Der erste Teppich ist inzwischen fertig. Als nächstes plant Mama anscheinend etwas ähnlich Großes, wie die Reichstagsverhüllung von Christo. Genaueres wurde mir von meinem Spitzel (Schwester) allerdings noch nicht zugetragen.

Ich kann Euch leider keine Detail-Anleitung geben, wie man so ein grandioses Stück selber baut. Und meinen Papa leih’ ich Euch auch nicht. Könnt Ihr vergessen.Webrahmen Annefaktur.de

Freundlicherweise hat der Baumeister sich aber für ein Kurz-Interview zur Verfügung gestellt.

Annefaktur: “Herr Holstein, zunächst einmal: darf ich Pabba zu Ihnen sagen?”

Pabba: “Ich bitte darum.”

Annefaktur: “Pabba, wie hoch mussten Sie sich für dieses Projekt verschulden?”

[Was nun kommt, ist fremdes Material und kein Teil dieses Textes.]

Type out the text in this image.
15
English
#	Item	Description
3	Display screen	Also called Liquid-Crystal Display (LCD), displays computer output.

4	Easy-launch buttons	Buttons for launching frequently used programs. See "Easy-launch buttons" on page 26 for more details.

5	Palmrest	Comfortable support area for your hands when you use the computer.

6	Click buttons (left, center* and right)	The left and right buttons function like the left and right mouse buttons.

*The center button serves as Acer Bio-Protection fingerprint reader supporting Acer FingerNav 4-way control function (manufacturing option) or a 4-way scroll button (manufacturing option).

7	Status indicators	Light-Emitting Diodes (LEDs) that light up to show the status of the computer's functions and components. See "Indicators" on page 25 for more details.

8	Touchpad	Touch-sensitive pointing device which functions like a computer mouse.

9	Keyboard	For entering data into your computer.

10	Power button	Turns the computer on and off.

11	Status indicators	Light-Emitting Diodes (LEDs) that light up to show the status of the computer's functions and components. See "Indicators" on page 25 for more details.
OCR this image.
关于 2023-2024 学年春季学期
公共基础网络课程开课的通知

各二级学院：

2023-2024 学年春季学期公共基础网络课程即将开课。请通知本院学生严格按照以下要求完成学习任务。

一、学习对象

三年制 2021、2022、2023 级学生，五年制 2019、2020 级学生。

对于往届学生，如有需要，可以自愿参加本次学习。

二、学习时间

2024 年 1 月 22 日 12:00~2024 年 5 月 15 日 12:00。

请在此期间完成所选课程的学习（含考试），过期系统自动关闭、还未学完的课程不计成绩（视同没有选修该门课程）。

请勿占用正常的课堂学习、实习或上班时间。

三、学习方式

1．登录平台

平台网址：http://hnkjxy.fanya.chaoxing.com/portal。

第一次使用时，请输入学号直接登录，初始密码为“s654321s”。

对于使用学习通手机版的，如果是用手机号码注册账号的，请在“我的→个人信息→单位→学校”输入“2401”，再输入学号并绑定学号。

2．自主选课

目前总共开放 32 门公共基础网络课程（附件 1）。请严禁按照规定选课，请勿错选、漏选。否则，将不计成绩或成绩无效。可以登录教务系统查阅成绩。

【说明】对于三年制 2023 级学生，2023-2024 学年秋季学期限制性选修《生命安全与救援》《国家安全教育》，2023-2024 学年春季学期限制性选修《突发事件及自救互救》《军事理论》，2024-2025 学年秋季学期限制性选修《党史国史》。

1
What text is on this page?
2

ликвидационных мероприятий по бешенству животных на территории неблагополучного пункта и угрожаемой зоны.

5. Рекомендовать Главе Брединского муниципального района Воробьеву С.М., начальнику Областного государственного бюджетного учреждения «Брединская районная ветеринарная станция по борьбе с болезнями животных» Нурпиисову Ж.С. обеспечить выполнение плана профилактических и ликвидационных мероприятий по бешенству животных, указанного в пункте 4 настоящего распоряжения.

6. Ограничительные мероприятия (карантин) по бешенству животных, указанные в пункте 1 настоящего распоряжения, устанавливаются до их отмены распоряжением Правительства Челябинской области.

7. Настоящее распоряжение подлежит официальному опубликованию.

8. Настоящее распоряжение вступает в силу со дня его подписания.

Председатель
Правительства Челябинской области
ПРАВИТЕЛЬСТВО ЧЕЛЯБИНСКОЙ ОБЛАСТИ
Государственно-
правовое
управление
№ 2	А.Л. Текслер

Pabba: “Es ging. Deine Mutter hat mir acht Euro Vorschuss auf mein Taschengeld gegeben!”

Annefaktur: “Ihr Webrahmen ist ein voller Erfolg, Sie haben Anfragen aus aller Welt. Planen Sie, in Serie zu gehen?”

Pabba: “Auf keinen Fall!”

Annefaktur: “Wie darf ich das verstehen?”

Pabba: “Ich baue nie etwas zweimal.”

Annefaktur: “Meine Informantin, nennen wir sie mal unverfänglich ‚Mama’, hat mir da aber etwas anderes erzählt.”

Pabba: “Ich weiß nicht, worauf Du anspielst.”

Annefaktur: “Haben Sie nicht zum Beispiel mehrere Lampen aus Weinflaschen gebaut?”

Pabba: “Das war höhere Gewalt, weil die Braunen nicht zu den Gardinen passten. Ich hatte keine Chance bei Mama. Also hab’ ich das Ganze noch mal in Grün gebaut.”

Annefaktur: „OK! Zurück zum Webrahmen. Als Ihr Werk vollendet war, was haben Sie da gedacht?”

Pabba: „Fertig, funktioniert und was nun?”

Annefaktur: “Haben Sie denn schon ein neues Projekt?”

Pabba: “In meinem Häuschen steht noch ein Elektroschweißgerät, was ich mir vor 30 Jahren mal gekauft habe. Vielleicht schweiß ich als nächstes ein paar alte Dosen zusammen. Kunst im Garten, oder so.”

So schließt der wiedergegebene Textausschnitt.